L’archevêque de Rabat est Cristóbal López Romero, un prélat catholique espagnol nommé en 2017. Il est également cardinal depuis 2019, ce qui fait de lui le premier cardinal du Maroc.
L’archevêché de Rabat, qui mène sa propre enquête, évoque pour sa part cinq victimes, dont une seule mineure.
Le religieux, devenu au fil des ans une figure de la solidarité envers les réfugiés, a reconnu avoir commis des « abus sexuels » lors d’une procédure interne, selon des informations rapportées par le quotidien français Le monde . Une plainte déposée en mai 2024 aurait mis fin à ce qu’Enass décrit comme un système d’exploitation au sein de la structure d’accueil. Le prêtre a quitté le Maroc quelques semaines plus tard, avant la fin de sa mission officielle, mais l’archevêché affirme aujourd’hui qu’il est assigné à résidence et reste à la disposition des autorités françaises et marocaines pour les besoins de l’enquête.
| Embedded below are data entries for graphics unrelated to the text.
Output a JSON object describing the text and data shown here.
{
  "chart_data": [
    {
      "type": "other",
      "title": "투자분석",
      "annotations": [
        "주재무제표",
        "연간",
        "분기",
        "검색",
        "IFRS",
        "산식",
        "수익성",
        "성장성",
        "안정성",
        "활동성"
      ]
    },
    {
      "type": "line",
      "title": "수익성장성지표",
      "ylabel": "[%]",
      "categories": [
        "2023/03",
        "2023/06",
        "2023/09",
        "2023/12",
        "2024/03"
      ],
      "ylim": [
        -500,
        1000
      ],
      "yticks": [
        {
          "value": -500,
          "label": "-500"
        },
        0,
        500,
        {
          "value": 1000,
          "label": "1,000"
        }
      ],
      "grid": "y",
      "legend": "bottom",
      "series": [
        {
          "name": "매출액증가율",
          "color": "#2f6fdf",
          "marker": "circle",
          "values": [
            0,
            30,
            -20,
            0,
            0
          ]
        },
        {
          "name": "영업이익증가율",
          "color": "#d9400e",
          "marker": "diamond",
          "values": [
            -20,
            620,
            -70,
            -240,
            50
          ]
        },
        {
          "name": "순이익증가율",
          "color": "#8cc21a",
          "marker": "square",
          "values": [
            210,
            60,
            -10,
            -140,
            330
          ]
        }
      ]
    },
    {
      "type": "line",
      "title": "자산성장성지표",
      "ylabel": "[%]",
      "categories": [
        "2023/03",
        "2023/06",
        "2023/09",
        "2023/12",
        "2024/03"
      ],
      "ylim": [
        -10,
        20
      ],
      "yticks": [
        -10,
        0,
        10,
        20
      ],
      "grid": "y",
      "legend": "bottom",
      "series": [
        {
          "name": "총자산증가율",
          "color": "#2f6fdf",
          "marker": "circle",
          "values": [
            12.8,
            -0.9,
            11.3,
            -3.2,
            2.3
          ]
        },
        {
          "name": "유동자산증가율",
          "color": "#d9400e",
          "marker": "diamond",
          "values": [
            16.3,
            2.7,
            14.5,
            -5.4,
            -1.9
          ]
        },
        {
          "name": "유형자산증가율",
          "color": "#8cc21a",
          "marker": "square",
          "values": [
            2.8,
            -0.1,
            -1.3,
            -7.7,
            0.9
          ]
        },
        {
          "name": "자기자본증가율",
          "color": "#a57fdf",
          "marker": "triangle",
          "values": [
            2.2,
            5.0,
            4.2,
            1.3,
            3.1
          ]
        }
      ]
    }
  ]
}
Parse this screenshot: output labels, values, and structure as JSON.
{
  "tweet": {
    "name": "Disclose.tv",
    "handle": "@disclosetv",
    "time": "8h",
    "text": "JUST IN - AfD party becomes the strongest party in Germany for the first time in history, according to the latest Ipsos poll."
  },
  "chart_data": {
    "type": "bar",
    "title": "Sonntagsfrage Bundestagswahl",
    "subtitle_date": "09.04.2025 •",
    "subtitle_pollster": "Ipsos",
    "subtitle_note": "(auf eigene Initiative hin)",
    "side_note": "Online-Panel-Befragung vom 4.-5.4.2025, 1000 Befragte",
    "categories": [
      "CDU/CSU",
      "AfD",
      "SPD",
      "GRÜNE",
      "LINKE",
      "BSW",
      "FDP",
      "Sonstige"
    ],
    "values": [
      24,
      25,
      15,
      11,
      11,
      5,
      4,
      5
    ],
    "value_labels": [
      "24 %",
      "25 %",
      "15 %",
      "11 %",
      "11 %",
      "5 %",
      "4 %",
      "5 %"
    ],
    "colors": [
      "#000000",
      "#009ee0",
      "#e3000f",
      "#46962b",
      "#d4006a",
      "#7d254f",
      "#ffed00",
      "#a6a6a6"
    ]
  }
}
De nombreux migrants originaires d’Afrique de l’Ouest et centrale traversent le Maroc, l’Algérie ou la Tunisie pour tenter de rejoindre l’Europe. Ces pays du Maghreb sont devenus des zones de passage où se multiplient les situations précaires et les abus. Les associations locales, souvent soutenues par des structures religieuses, jouent un rôle central dans l’aide humanitaire apportée à ces personnes, particulièrement à Casablanca et Rabat. C’est dans ce cadre que le père Exelmans exerçait sa mission pastorale auprès de réfugiés et de mineurs isolés.
Six hommes au total – cinq Guinéens et un Camerounais -, tous mineurs au moment des faits, auraient été victimes de l’ecclésiastique, selon les informations du site marocain d’investigation Enass qui a révélé l’affaire cette semaine. L’Église évoque, elle, un total de cinq victimes et assure qu’une seule était mineure lors de son agression.
L’archevêque de Rabat, qui supervise l’enquête interne, assure coopérer pleinement avec les autorités et dément les rumeurs de fuite du prêtre. Il précise que l’Église attend les conclusions des procédures judiciaires engagées des deux côtés de la Méditerranée avant toute décision définitive.
Cette affaire met à l’épreuve la confiance accordée aux institutions religieuses impliquées dans l’aide humanitaire auprès des migrants. Si la justice doit encore établir les faits, les révélations autour du père Exelmans posent de nouveau la question de la protection des populations vulnérables, souvent dépendantes de structures d’accueil où le rapport de force peut être inégal.